Gli stipendi in Italia sono praticamente fermi a trent’anni fa: da un’analisi del Global Wage Report 2022-2023, presentata da Ocse
e riportata su Il Fatto Quotidiano risulta che tra il 1990 e oggi nel nostro Paese l’aumento medio delle buste paga è stato di appena
lo 0,3%: 29.694 euro contro i 29.588 del 1991. Dati che sottolineano un incremento infinitesimale che diventa ancora più riduttivo se si
guarda agli aumenti di cui hanno goduto i lavoratori tedeschi, francesi e inglesi per non parlare di quelli dell’Est Europa e degli statunitensi. Il compenso per i dirigenti è di 101.649 euro, per i quadri di 54.519 euro, gli impiegati si attestano a 30.836 e gli operai a 24.787 euro. Quello dei servizi finanziari è il settore meglio pagato e con il maggiore tasso di crescita tra 2015 e 2021.
Il confronto è d’obbligo: Francia e Germania hanno visto aumentare gli stipendi dei loro dipendenti del 33%; la stessa Grecia, dove si è sviluppata una crisi economica spaventosa, ha comunque assicurato ai suoi lavoratori un +22%. Ma è da Slovacchia, Repubblica ceca e Slovenia, per le quali i dati sugli stipendi sono disponibili solo a partire da metà anni Novanta che arriva la lezione maggiore: questi hanno visto il salario medio schizzare rispettivamente del 134%, 120% e 73%. Ancora più spettacolari i progressi registrati nello stesso periodo in Lituania, Lettonia ed Estonia: +292%, +218% e +256%. Anche la Spagna segna un +4,7% rispetto al 1991.
Fuori dall’Europa il copione dell’aumento degli stipendi non cambia: inglesi e statunitensi nel 2021 hanno portato a casa rispettivamente il 50,5% e il 52% in più rispetto a 30 anni fa.

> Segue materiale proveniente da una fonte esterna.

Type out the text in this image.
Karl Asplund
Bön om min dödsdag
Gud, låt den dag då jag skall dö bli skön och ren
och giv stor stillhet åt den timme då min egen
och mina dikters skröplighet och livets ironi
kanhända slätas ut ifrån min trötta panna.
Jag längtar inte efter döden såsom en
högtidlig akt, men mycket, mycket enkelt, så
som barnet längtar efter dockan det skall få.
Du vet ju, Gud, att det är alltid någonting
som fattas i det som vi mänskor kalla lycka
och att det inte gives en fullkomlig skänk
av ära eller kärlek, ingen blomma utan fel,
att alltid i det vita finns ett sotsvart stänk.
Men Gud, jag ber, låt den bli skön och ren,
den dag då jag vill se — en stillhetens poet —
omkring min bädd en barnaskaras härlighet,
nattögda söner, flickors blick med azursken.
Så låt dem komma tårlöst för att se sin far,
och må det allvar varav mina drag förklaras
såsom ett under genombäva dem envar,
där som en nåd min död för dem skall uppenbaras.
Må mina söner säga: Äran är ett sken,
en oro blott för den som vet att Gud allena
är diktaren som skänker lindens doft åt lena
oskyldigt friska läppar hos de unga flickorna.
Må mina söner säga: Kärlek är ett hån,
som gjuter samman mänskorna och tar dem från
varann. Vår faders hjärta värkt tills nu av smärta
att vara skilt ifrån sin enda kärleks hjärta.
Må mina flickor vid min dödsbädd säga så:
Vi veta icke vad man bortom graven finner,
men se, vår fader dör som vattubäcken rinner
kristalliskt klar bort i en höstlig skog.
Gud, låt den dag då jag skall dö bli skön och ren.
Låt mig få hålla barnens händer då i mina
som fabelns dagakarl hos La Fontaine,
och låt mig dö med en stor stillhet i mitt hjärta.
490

La conferma della ricerca arriva anche dall’Istat. A confermare questo andamento negativo è l’ultima ricerca effettuata dall’Istat. Nel 2022 gli stipendi italiani sono scesi in media del 7,6% con un incremento medio del valore nominale delle buste paga pari all’1,1%. Queste variazioni vanno però rapportate all’aumento generalizzato dei prezzi e all’inflazione che è stata dell’8,7%. Il divario tra aumento dei prezzi e quello dei salari è il più ampio dal 2001, anno di diffusione dell’indicatore dei prezzi armonizzato a livello europeo. Nel 2022, ricorda l’Istat, sono stati recepiti 33 rinnovi di contratti collettivi ma gli adeguamenti economici sono stati modesti. Gli aumenti tendenziali più elevati degli stipendi riguardano l’attività dei vigili del fuoco (+11,7%), dei ministeri (+9,3%) e del Servizio sanitario nazionale (+6,1%, comunque al di sotto dell’inflazione). Nel privato i salari sono fermi nel commercio, nelle farmacie private, nei pubblici esercizi e negli alberghi. I dipendenti dell’industria hanno visto i salari salire di un modesto 1,5%.